Parlak laflar bulduk mu yayılmaya bayılan bir şehir olduk. Çünkü, kimsenin doğruyu yapmak için düşünce ve zaman kaybetmeye tahammülü-niyeti-yok.

    Herkesten önce düşünüp, ön alacaksın. Herkesten önce de yaparak ilk sen ballı para kazanacaksın! Geç kalanın yaptığı İŞ’ler, binalar bile elinde kalıyor.

                                                             ***

   Sadece Sakarya bu yanlışları yapmıyor. 1980’li yıllardan sonra parayı ve gösterişli, pahalı yaşamayı keşfettik. Tevazu lafta. Türkiye’yi Tahterevalli yaptık.

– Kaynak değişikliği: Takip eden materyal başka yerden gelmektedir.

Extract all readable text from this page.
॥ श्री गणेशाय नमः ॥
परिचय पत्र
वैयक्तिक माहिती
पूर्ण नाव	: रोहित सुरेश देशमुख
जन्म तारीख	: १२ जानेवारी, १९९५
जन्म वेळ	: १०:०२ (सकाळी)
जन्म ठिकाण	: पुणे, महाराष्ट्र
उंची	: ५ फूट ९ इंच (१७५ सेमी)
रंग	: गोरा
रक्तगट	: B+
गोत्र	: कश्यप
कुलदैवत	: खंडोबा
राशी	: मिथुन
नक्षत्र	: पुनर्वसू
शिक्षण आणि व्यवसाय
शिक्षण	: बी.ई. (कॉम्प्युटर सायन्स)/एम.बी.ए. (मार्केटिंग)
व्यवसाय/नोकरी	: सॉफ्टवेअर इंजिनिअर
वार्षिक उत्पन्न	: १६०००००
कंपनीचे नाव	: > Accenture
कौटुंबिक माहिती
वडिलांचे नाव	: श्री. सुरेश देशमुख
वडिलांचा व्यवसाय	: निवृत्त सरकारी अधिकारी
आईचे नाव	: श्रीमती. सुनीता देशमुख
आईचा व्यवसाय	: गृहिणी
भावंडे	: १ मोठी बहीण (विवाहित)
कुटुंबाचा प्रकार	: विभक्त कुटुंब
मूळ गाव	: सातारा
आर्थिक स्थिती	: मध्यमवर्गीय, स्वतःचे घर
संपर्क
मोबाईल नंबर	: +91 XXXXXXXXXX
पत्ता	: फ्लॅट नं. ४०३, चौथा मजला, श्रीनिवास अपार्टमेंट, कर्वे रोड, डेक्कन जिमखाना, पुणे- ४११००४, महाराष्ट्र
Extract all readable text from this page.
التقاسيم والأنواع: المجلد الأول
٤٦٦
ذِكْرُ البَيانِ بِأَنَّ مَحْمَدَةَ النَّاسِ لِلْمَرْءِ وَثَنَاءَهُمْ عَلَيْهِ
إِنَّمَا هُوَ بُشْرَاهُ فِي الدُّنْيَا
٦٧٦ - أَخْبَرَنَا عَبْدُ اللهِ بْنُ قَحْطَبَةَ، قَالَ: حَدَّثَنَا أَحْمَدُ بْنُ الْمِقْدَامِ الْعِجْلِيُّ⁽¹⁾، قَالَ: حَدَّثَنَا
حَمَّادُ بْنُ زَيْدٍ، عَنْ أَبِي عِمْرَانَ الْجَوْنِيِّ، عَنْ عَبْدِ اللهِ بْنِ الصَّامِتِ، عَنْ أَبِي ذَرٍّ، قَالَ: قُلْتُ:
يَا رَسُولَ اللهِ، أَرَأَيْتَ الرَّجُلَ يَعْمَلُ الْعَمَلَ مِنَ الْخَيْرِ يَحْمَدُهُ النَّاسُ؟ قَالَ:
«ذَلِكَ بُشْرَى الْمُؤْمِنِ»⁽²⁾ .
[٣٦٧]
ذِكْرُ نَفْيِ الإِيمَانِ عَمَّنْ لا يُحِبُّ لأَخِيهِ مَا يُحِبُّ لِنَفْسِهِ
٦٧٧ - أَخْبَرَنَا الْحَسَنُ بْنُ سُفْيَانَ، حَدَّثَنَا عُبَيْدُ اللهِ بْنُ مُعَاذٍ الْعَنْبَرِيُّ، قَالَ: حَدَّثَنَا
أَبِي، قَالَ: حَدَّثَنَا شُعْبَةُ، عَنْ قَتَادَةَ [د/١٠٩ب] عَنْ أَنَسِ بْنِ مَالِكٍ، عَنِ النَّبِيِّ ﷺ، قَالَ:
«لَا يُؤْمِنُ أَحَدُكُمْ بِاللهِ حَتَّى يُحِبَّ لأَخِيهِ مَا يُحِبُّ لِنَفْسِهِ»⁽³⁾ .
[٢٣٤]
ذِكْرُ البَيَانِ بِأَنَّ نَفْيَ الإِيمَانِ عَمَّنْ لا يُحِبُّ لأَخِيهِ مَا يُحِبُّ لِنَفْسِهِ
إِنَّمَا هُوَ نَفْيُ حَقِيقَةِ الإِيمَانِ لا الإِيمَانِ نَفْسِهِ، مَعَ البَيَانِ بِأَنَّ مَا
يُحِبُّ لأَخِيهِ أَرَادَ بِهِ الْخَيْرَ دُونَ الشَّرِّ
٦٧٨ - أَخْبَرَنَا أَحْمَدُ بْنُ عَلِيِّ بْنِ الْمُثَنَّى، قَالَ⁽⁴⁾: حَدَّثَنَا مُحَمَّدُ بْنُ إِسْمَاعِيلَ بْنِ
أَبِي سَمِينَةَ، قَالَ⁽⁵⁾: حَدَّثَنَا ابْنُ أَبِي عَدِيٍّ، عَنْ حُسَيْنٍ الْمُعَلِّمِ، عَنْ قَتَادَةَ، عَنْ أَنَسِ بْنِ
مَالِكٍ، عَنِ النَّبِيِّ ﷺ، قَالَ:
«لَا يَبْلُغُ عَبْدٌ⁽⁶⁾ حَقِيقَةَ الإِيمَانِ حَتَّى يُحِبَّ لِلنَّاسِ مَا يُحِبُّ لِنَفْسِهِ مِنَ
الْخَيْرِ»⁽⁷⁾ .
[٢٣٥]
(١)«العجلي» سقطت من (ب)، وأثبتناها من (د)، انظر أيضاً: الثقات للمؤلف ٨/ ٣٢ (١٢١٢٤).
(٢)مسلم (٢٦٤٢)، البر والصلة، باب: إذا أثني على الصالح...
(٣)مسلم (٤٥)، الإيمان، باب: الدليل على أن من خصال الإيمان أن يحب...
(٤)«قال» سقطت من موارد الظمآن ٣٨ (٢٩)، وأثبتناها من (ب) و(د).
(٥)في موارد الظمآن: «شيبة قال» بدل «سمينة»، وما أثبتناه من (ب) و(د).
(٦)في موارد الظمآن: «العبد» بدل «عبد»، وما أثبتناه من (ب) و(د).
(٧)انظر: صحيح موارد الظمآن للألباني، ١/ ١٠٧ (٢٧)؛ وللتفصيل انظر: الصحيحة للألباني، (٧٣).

   Geçen yıl yazdım; tahterevalli 4-5 metre uzunlukta, iki ucunda birer kişinin oturduğu bir çocuk parkı oyunu. Ağır olan yere iner, karşıdaki havada asılı kalır.

   !980 Yılı sonrası, ülkenin her tarafından İstanbul, İzmir, Antalya, Bursa, Adana-Mersin gibi büyükşehirlere ve batıya büyük iç göçler yaşandı.

   Adana ve Ankara’nın batısındaki şehirlerde rahat, varlıklı, huzurlu yaşam yere çöktü. Ankara ve Adana’nın doğusunda nüfus da, huzur da havada kaldı gibi.

                                                                 ***

   Sakarya’da da; Adapazarı, Serdivan ve kimi ilçeler nüfus ve taş bina artışıyla  yere çöktü. Kimi ilçeler, köyler, kırsal havada-boşlukta kaldı…

    Şimdi, “ Yatay Büyüyen Şehir!” övünmemize geldim: Yatay Büyüdük; Serdivan 35-40 yıl önce şirin ve bereketli bir Köydü. Köy yok oldu diye mutluyuz.

   Artık Yazlık da yok sayılır…Evren Köyde de villalar başladı. Hanlı Köylüsü de mutlu. Artık köy de yok, köylü de; parayı bulan şehirli oldu!

   Arifiye ile Sapanca Gölü arasında şimdi tarla yok. Oralarda Arifiye’nin yan mahalleleri var. Köy Enstitüsü ile Ada Demiryolu’nun doğusu, Yeni Hal ile Geyve Boğazı girişine, Sakarya Nehri’ne kadar, El Fatiha!

     Adapazarı’nın mahalleleri deprem öncesi henüz Pancar Yolu’na gelememişti. Yatay Büyüme keşfedildi; Pancar da engeli aşıldı; bekle bizi Karaman-Camili…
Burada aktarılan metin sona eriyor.